All code improvements should be measured so you see if you actually speed thing up or not.
Because what is faster for one compiler/platform/computer can be slower for another.
Use at least 0.1 ms resolution.
I prefer the use of RDTSC or PerformanceCounter for that.
Except for the errors pointed out in the comments, that much multiplications aren´t necessary. If you start with the product of [0] * [1] * [2] * [3] * [4] for index 0, what would be the product starting at [1]? The old result divided by [0] and multiplied by [5]. One division and one multiplication could be faster than 4 multiplications
You don't need to store all the digits at once. Just current five of them (use an array with cyclic overwriting), one variable to store the current problem result and one to store the latest multiplication result(see below).

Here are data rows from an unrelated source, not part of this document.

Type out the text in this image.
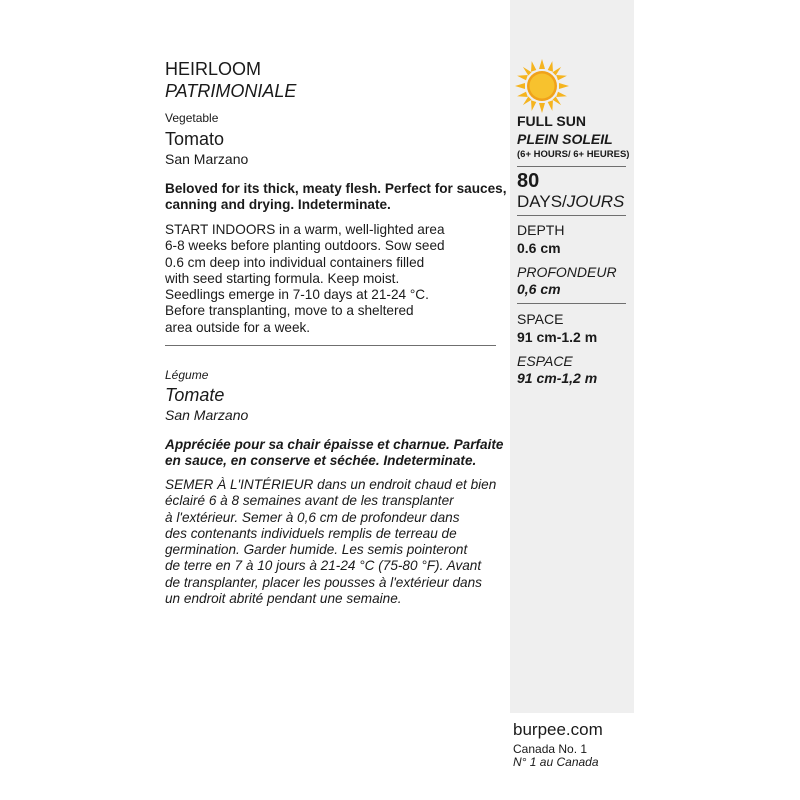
HEIRLOOM
PATRIMONIALE
Vegetable
Tomato
San Marzano
Beloved for its thick, meaty flesh. Perfect for sauces,
canning and drying. Indeterminate.
START INDOORS in a warm, well-lighted area
6-8 weeks before planting outdoors. Sow seed
0.6 cm deep into individual containers filled
with seed starting formula. Keep moist.
Seedlings emerge in 7-10 days at 21-24 °C.
Before transplanting, move to a sheltered
area outside for a week.
Légume
Tomate
San Marzano
Appréciée pour sa chair épaisse et charnue. Parfaite
en sauce, en conserve et séchée. Indeterminate.
SEMER À L'INTÉRIEUR dans un endroit chaud et bien
éclairé 6 à 8 semaines avant de les transplanter
à l'extérieur. Semer à 0,6 cm de profondeur dans
des contenants individuels remplis de terreau de
germination. Garder humide. Les semis pointeront
de terre en 7 à 10 jours à 21-24 °C (75-80 °F). Avant
de transplanter, placer les pousses à l'extérieur dans
un endroit abrité pendant une semaine.
FULL SUN
PLEIN SOLEIL
(6+ HOURS/ 6+ HEURES)
80
DAYS/JOURS
DEPTH
0.6 cm
PROFONDEUR
0,6 cm
SPACE
91 cm-1.2 m
ESPACE
91 cm-1,2 m
burpee.com
Canada No. 1
N° 1 au Canada
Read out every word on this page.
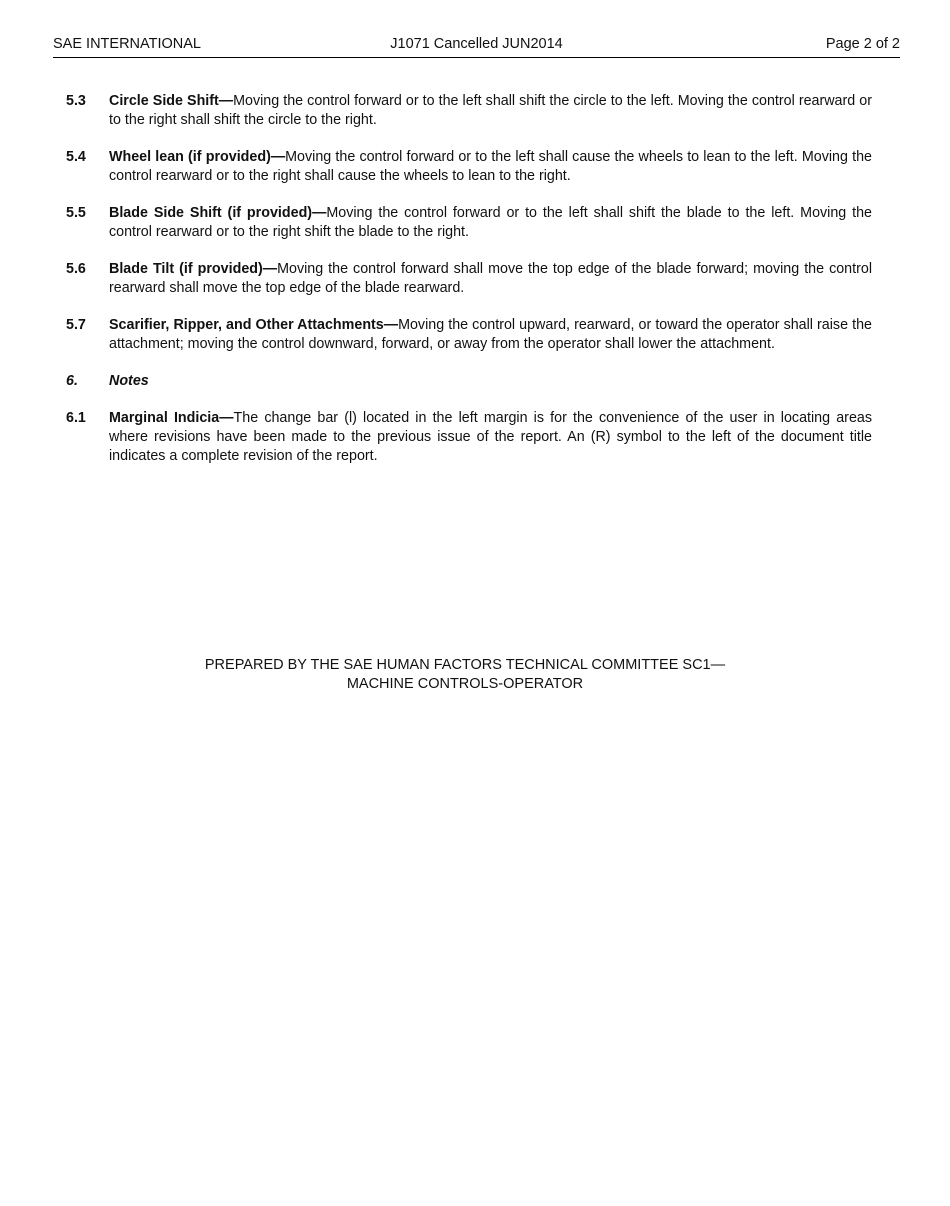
SAE INTERNATIONAL	J1071 Cancelled JUN2014	Page 2 of 2
5.3 Circle Side Shift—Moving the control forward or to the left shall shift the circle to the left. Moving the control rearward or to the right shall shift the circle to the right.
5.4 Wheel lean (if provided)—Moving the control forward or to the left shall cause the wheels to lean to the left. Moving the control rearward or to the right shall cause the wheels to lean to the right.
5.5 Blade Side Shift (if provided)—Moving the control forward or to the left shall shift the blade to the left. Moving the control rearward or to the right shift the blade to the right.
5.6 Blade Tilt (if provided)—Moving the control forward shall move the top edge of the blade forward; moving the control rearward shall move the top edge of the blade rearward.
5.7 Scarifier, Ripper, and Other Attachments—Moving the control upward, rearward, or toward the operator shall raise the attachment; moving the control downward, forward, or away from the operator shall lower the attachment.
6. Notes
6.1 Marginal Indicia—The change bar (l) located in the left margin is for the convenience of the user in locating areas where revisions have been made to the previous issue of the report. An (R) symbol to the left of the document title indicates a complete revision of the report.
PREPARED BY THE SAE HUMAN FACTORS TECHNICAL COMMITTEE SC1—
MACHINE CONTROLS-OPERATOR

If the number of digits in the input will grow you won't get any troubles with memory.
Also you could have the check if the oldest read digit equals zero. If it is, than you will really have to multiply all the five current digits, but if not - a better way will be to divide previous multiplication result by the oldest digit and multiply it by the latest read digit.